Tom Steinberg, founder of mySociety, has said of the college that "everyone in the UK who has any interest in tech mixed with politics, government, journalism or social change should spend time here".

== Activities ==
The college has two core activities: a calendar of public events at its campus, and a one-year residential programme for "emerging leaders" in political technology. Since 2015 it has hosted thousands of events, including lectures, meetups, hackathons, conferences, workshops and film screenings, across areas such as civic technology, democratic reform, open data, service design and campaign innovation.

The building also hosts recurring meetups for civic technology and campaigning communities, including Citizen Beta, a meetup on technology for politics and the civic sector, and Wine and Wotsits, a regular gathering of campaigners and social activists.

Each year a small cohort of residents lives at the college while studying its surrounding communities of practice. Graduates of the programme, of whom there are more than eighty, become Fellows of Newspeak House. The college hosts Ration Club, a regular weekly community dinner open to visitors. Teaching is supported by a visiting faculty of practitioners from government, academia, civil society and the technology sector.

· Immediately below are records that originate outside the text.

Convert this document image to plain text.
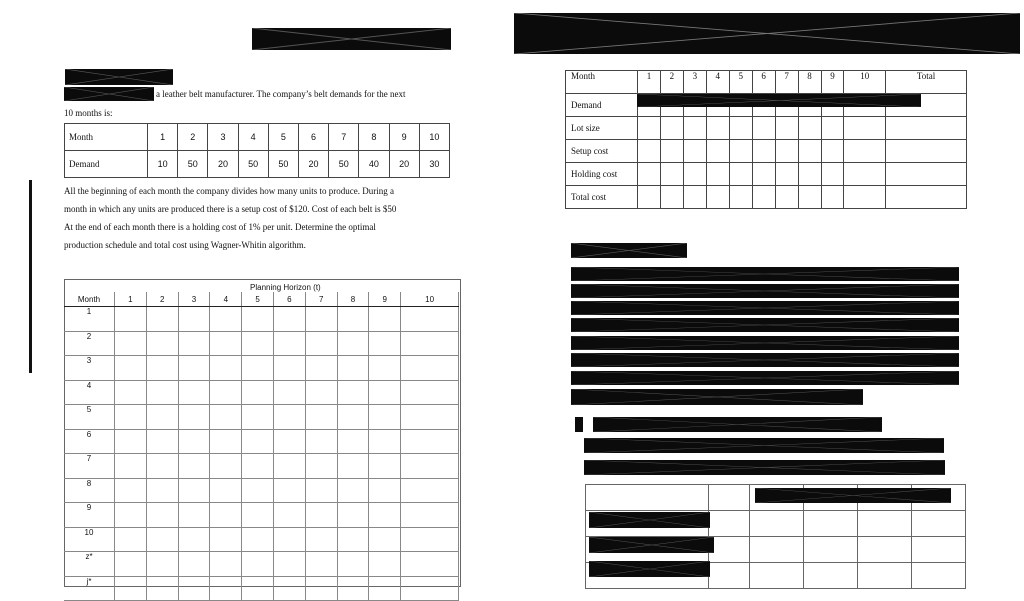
a leather belt manufacturer. The company’s belt demands for the next
10 months is:
Month	1	2	3	4	5	6	7	8	9	10
Demand	10	50	20	50	50	20	50	40	20	30
All the beginning of each month the company divides how many units to produce. During a
month in which any units are produced there is a setup cost of $120. Cost of each belt is $50
At the end of each month there is a holding cost of 1% per unit. Determine the optimal
production schedule and total cost using Wagner-Whitin algorithm.
Planning Horizon (t)
Month	1	2	3	4	5	6	7	8	9	10
1										
2										
3										
4										
5										
6										
7										
8										
9										
10										
z*										
j*										
Month	1	2	3	4	5	6	7	8	9	10	Total
Demand											
Lot size											
Setup cost											
Holding cost											
Total cost											
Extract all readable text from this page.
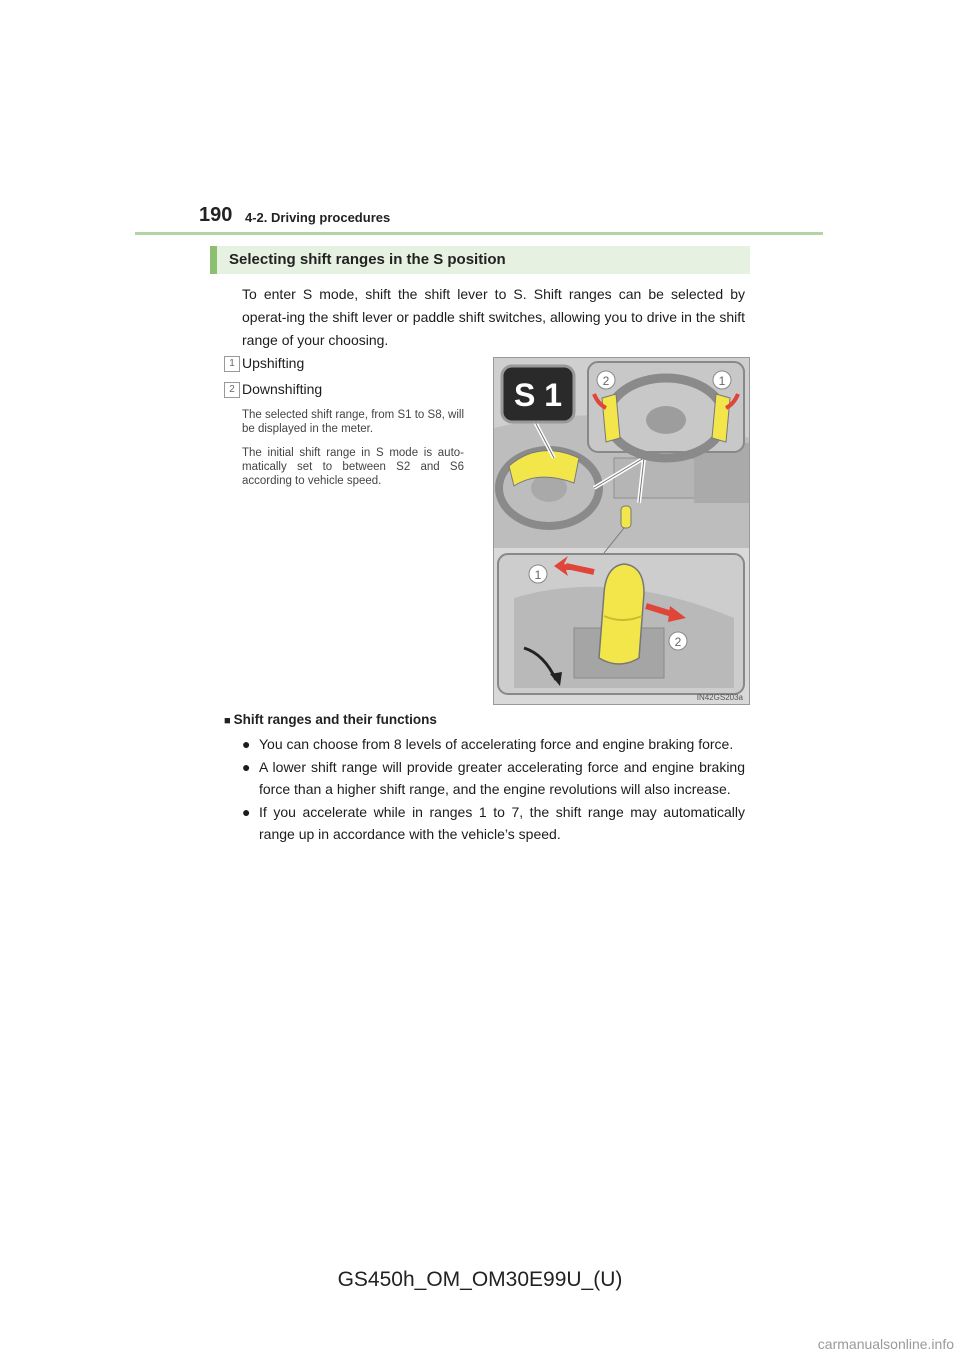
190 4-2. Driving procedures
Selecting shift ranges in the S position
To enter S mode, shift the shift lever to S. Shift ranges can be selected by operat-ing the shift lever or paddle shift switches, allowing you to drive in the shift range of your choosing.
1 Upshifting
2 Downshifting
The selected shift range, from S1 to S8, will be displayed in the meter.
The initial shift range in S mode is auto-matically set to between S2 and S6 according to vehicle speed.
S 1	2	1
1
2
IN42GS203a
■ Shift ranges and their functions
● You can choose from 8 levels of accelerating force and engine braking force.
● A lower shift range will provide greater accelerating force and engine braking force than a higher shift range, and the engine revolutions will also increase.
● If you accelerate while in ranges 1 to 7, the shift range may automatically range up in accordance with the vehicle’s speed.
GS450h_OM_OM30E99U_(U)
carmanualsonline.info
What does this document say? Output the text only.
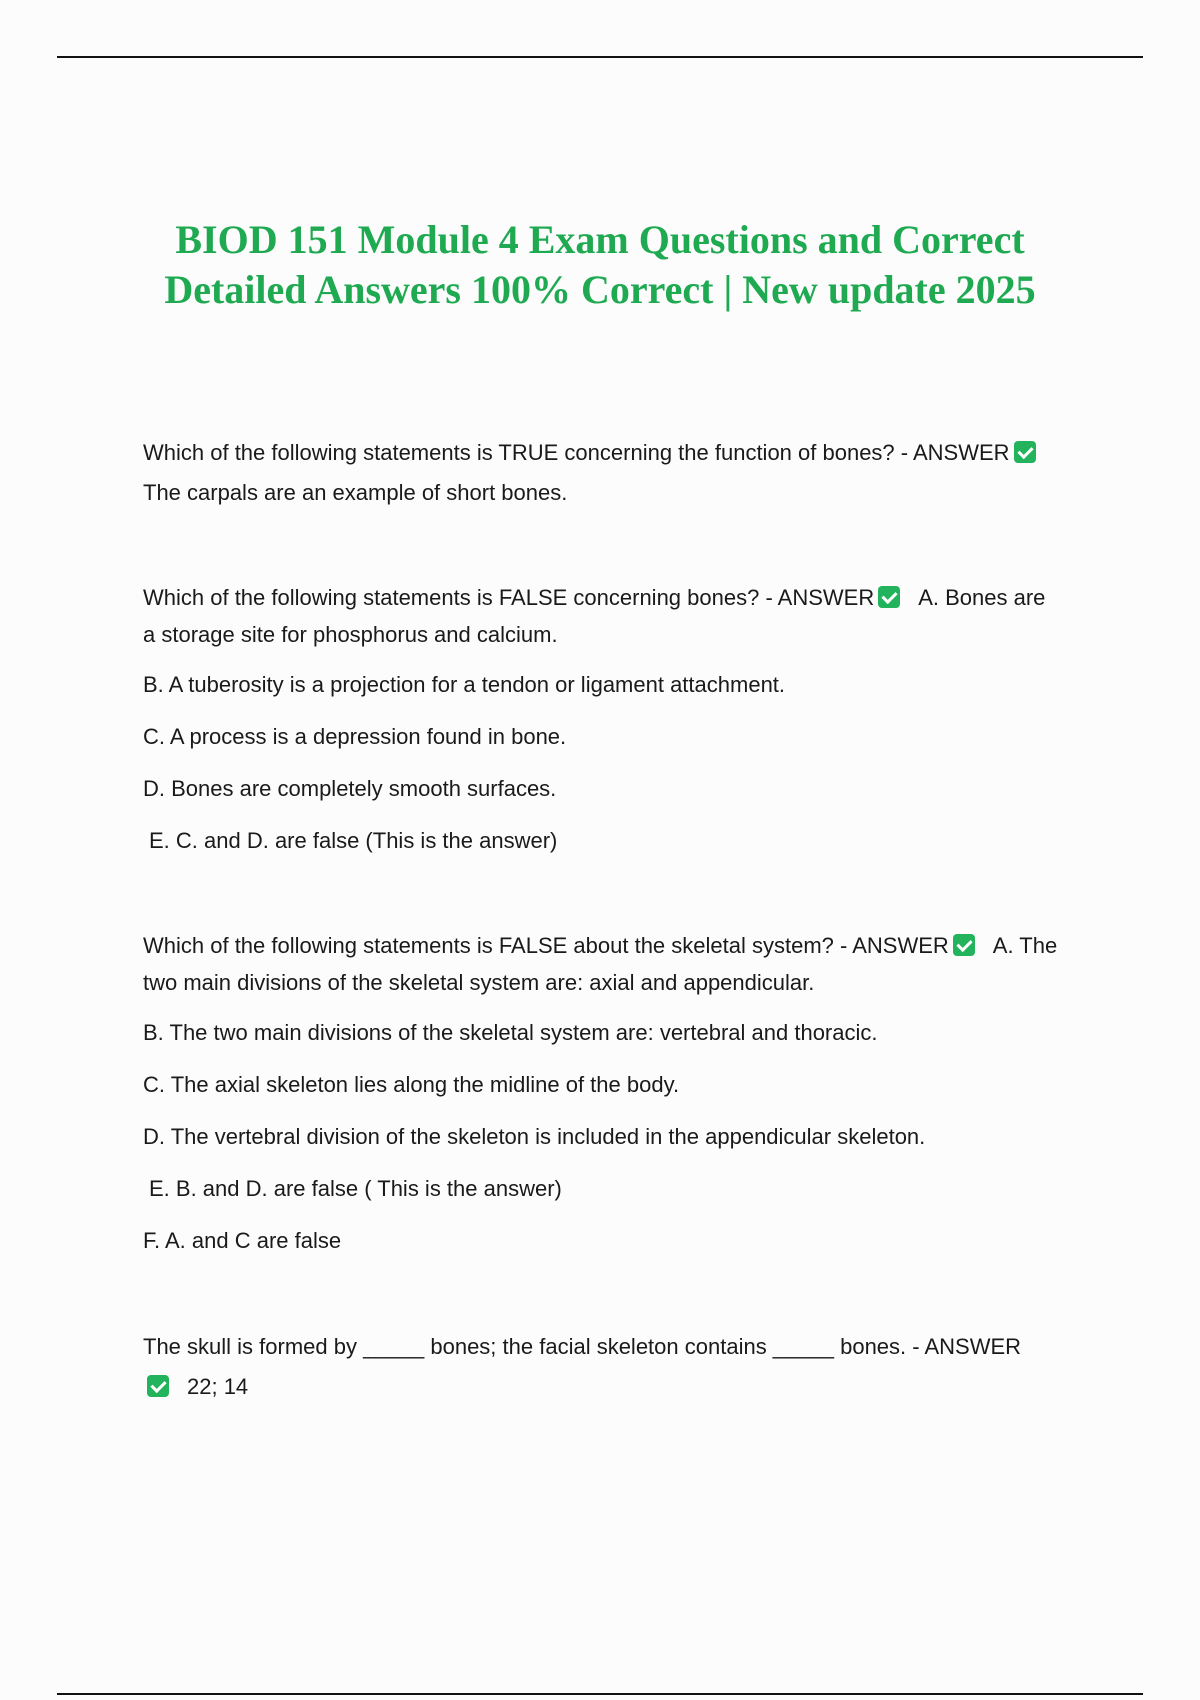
BIOD 151 Module 4 Exam Questions and Correct Detailed Answers 100% Correct | New update 2025

Which of the following statements is TRUE concerning the function of bones? - ANSWERThe carpals are an example of short bones.

Which of the following statements is FALSE concerning bones? - ANSWER A. Bones are a storage site for phosphorus and calcium.

B. A tuberosity is a projection for a tendon or ligament attachment.

C. A process is a depression found in bone.

D. Bones are completely smooth surfaces.

E. C. and D. are false (This is the answer)

Which of the following statements is FALSE about the skeletal system? - ANSWER A. The two main divisions of the skeletal system are: axial and appendicular.

B. The two main divisions of the skeletal system are: vertebral and thoracic.

C. The axial skeleton lies along the midline of the body.

D. The vertebral division of the skeleton is included in the appendicular skeleton.

E. B. and D. are false ( This is the answer)

F. A. and C are false

The skull is formed by _____ bones; the facial skeleton contains _____ bones. - ANSWER22; 14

The college supports the Civic Tech Field Guide, a global directory of civic technology projects curated by its librarian, Matt Stempeck.

== Associated organisations ==
During the 2017 general election campaign, Games for the Many, a video game collective closely associated with the Labour Party founded by Richard Barbrook, James Moulding and Rosa Carbo-Mascarell, produced the campaign game Corbyn Run out of Newspeak House, which had opened its space to political technologists ahead of the election.

Campaign Lab, a network of Labour-supporting campaigners, data scientists and technologists, was founded in May 2018 and incubated at Newspeak House, where it was supported by the college together with Labour Party think tank Labour Together.

In 2024 The Spectator reported on Future House, a techno-optimist community founded by Joe Reeve, a former Newspeak House fellow, with three of its founding members drawn from the college's fellowship.

== Projects ==
=== Coronavirus Tech Handbook ===

In March 2020, at the start of the COVID-19 pandemic, Saperia and Newspeak House launched the Coronavirus Tech Handbook, a crowdsourced library of tools, services and resources for technologists responding to the pandemic. The handbook drew contributions from thousands of technologists, researchers and civic organisations worldwide, and received a £50,000 grant from the innovation foundation Nesta in April 2020. Its work was guided by an advisory board including Katherine Maher, then executive director of the Wikimedia Foundation; Bill Thompson of the BBC; Theo Blackwell, chief digital officer of the Greater London Authority; and Jeni Tennison, chief executive of the Open Data Institute.

=== UK Democracy Handbook and Centre for Democracy ===
Following the Coronavirus Tech Handbook, in 2020 Saperia and a project team of James Moulding, Joe Mitchell, Jonny Chambers and Michelle Man received seed funding from Nesta to create the UK Democracy Handbook, applying the same collaborative handbook model to organisations working on democracy in the UK. The project developed into the Centre for Democracy, founded in January 2021 to support the ecosystem of UK democracy organisations through a sector directory, jobs and grants listings and a fortnightly newsletter; its functions were later absorbed into the UK Democracy Network.

=== Civic AI Observatory ===
In 2023 Newspeak House and Nesta jointly launched the Civic AI Observatory, a programme studying the implications of generative artificial intelligence for civil society organisations.

=== Research ===
In February 2026, Newspeak House and Campaign Lab co-authored Democracy on Default Settings, a report published by the think tank Demos on how outdated systems and tooling undermine the day-to-day work of members of Parliament.